La vulvodinia è una patologia *su base organica* che i più recenti studi internazionali attribuiscono al *polimorfismo genico*.
La vulvodinia è assolutamente da distinguersi dalla dispareunia (termine fra l’altro troppo generico derivante dal greco che significa “dolore durante il rapporto”. Più corretto parlare di vaginismo, che può essere primario e secondario, che va trattato in cura terapeutica idonea).
Il dolore delle donne vuvodiniche ha solide basi biologiche, di competenza medica.
Ancora oggi il dolore lamentato dalle donne vulvodiniche viene considerato frutto della loro mente “malata”, un modo contorto per dire all’uomo che tanto desidera che “non ha voglia di fare l’amore”.

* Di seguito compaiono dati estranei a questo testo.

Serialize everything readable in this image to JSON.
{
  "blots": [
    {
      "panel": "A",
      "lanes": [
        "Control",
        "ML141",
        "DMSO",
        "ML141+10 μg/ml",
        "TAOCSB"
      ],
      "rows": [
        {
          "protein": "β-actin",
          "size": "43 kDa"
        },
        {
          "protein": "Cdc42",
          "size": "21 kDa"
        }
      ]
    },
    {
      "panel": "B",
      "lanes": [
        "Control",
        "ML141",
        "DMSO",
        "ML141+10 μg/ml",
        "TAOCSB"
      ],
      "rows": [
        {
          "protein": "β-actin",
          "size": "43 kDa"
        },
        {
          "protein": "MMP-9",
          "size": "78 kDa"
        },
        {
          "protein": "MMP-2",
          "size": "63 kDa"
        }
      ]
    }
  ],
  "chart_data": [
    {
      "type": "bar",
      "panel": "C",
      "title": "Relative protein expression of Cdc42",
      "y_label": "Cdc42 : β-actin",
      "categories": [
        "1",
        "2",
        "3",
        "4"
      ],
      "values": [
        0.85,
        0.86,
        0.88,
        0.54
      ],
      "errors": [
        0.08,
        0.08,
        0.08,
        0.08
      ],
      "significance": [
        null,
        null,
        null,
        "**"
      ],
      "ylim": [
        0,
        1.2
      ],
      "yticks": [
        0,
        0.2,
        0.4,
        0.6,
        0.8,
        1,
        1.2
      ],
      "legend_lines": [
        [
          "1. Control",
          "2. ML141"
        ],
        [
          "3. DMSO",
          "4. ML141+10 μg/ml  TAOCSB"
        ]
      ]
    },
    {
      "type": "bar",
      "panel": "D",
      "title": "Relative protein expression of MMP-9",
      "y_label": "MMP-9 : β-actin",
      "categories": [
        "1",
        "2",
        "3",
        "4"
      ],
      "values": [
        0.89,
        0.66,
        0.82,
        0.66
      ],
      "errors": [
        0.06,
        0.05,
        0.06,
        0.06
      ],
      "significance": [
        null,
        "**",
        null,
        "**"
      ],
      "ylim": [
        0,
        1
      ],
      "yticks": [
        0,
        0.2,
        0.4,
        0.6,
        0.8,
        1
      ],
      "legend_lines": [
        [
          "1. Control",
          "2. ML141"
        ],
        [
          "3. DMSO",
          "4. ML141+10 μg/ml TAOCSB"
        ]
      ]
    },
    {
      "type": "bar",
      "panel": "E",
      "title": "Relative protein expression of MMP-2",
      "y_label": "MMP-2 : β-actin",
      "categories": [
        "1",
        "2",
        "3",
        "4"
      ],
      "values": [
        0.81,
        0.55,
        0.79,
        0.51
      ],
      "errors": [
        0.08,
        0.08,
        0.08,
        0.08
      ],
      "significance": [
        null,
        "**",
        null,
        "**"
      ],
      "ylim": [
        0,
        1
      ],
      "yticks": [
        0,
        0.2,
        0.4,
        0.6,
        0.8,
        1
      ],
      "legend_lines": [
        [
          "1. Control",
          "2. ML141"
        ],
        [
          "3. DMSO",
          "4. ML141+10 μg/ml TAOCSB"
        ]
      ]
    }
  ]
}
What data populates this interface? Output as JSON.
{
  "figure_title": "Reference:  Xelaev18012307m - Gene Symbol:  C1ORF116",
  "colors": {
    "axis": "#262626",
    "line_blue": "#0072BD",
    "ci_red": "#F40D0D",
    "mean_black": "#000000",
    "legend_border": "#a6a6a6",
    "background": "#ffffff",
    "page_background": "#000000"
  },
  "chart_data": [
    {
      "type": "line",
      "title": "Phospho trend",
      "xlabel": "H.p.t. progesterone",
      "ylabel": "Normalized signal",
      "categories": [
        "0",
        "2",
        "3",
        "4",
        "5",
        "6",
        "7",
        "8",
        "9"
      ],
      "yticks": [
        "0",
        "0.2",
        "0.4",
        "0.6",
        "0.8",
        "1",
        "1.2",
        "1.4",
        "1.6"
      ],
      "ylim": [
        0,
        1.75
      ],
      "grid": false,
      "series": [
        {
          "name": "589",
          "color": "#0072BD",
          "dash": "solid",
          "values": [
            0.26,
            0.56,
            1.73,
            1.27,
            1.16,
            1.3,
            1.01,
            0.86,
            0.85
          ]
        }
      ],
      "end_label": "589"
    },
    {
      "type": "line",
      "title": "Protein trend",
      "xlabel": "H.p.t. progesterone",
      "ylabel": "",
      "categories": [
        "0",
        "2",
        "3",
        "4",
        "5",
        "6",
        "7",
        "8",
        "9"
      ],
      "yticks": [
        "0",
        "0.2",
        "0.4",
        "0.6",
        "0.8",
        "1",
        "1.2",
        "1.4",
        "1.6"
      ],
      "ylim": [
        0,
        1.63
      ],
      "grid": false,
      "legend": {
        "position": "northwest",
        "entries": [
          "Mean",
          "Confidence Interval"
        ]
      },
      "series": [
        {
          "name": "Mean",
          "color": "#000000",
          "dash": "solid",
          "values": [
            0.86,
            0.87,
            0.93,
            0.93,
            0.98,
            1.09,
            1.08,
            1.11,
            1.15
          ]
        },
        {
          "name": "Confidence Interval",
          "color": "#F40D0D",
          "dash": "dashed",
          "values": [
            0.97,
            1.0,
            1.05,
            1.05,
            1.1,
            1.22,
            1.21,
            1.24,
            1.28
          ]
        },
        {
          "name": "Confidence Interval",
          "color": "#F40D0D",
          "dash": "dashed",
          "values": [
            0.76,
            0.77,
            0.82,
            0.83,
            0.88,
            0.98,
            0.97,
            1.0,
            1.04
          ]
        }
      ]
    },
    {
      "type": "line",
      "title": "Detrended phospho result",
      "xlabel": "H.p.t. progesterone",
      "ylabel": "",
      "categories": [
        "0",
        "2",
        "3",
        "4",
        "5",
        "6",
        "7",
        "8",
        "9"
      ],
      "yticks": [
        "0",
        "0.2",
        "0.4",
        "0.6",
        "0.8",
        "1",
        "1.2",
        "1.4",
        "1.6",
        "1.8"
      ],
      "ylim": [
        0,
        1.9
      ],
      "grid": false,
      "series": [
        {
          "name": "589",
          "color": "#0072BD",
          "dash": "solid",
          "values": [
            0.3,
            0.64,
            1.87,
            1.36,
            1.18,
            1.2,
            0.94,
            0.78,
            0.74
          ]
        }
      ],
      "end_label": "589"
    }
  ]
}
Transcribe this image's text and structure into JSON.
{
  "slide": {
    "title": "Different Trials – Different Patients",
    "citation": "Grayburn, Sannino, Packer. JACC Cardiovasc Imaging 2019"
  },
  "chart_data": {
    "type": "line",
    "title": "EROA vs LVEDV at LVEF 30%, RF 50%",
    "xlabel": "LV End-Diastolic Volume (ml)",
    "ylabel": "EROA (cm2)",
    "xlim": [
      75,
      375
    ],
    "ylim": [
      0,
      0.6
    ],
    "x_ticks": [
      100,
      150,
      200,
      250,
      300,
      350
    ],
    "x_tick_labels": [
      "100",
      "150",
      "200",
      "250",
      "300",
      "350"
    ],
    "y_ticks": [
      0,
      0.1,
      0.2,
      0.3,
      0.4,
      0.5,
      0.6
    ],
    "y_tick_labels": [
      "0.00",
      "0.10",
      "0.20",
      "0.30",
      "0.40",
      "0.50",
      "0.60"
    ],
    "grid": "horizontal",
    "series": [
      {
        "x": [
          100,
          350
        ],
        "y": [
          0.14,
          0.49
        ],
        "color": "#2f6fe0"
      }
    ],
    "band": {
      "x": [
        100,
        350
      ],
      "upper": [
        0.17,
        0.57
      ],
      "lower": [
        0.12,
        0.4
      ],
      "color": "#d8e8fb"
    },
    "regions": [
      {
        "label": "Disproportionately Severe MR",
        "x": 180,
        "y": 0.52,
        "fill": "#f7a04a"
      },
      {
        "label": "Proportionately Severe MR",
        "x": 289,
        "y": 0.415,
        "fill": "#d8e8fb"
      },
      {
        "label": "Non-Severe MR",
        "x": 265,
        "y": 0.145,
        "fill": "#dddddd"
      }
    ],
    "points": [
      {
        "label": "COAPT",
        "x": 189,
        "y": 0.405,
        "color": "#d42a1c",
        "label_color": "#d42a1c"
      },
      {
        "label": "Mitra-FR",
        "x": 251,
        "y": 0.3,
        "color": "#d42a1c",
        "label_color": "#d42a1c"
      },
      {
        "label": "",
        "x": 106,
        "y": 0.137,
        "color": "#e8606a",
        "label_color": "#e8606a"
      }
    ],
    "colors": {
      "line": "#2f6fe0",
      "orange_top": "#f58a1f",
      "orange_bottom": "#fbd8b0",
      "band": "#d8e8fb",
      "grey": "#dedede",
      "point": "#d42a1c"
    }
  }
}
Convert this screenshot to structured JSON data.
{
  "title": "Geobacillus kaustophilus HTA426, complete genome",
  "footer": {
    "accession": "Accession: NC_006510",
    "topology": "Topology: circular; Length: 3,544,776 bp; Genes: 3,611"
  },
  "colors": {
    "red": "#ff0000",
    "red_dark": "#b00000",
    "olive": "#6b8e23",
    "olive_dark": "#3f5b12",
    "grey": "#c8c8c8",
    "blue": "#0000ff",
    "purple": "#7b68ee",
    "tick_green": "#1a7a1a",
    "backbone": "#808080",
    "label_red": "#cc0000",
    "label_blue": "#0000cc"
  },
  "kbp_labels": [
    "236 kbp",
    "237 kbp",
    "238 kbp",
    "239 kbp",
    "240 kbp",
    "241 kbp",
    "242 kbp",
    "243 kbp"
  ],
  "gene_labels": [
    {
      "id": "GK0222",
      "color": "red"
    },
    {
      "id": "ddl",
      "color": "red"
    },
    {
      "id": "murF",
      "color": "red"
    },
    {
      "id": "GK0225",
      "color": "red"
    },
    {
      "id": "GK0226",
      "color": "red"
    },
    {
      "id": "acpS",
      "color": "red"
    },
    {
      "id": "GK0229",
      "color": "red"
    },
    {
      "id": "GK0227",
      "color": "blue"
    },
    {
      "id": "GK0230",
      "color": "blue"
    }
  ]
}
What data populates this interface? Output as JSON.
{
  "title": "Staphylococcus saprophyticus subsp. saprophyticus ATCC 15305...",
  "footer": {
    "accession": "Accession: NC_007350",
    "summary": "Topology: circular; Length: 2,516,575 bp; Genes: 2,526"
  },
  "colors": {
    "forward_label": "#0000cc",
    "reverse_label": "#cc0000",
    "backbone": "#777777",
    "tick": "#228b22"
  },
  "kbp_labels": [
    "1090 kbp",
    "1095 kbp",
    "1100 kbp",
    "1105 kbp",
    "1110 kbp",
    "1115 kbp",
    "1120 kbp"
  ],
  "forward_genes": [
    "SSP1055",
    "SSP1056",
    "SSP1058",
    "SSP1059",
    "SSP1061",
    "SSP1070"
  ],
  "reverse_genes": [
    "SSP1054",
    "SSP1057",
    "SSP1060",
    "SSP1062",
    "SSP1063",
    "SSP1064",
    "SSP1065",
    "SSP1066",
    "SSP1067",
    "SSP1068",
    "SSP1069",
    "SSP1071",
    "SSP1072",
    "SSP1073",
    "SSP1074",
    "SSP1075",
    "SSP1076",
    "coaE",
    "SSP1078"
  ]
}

La latitanza diagnostica danneggia il diritto a ottenere una diagnosi corretta: un’infiammazione trascurata dei tessuti attiva il passaggio dal dolore “nocicettivo” ( per una causa fisica, che stimola il corpo a difendersi da un attacco, per es. un banale episodio di candidosi oppure di infezione batterica, alimentata dall’uso spregiudicato e nocivo di antibiotici e antimicotici, che distruggono il delicato equilibrio vaginale) a “neuropatico”, cioé una sofferenza delle piccole fibre nervose che si infiammano permanentemente ( e qui subentra il meccanismo genetico difettoso che non permette alle fibre di sfiammarsi una volta debellata la causa scatenante). Come si vede il meccanismo è complesso e attiva un circolo vizioso che va spezzato il prima possibile, anche in primis divulgando una corretta informazione sulla patologia.
Il viraggio da dolore nocicettivo a neuropatico si può evitare. Troppe donne anche molto giovani restano in balìa di un’ignoranza inaccettabile, dovendo oltretutto sopportare costi economici altissimi per nulla se non per ottenere peggioramenti, nonché subire l’onta di sentirsi definite malate immaginarie.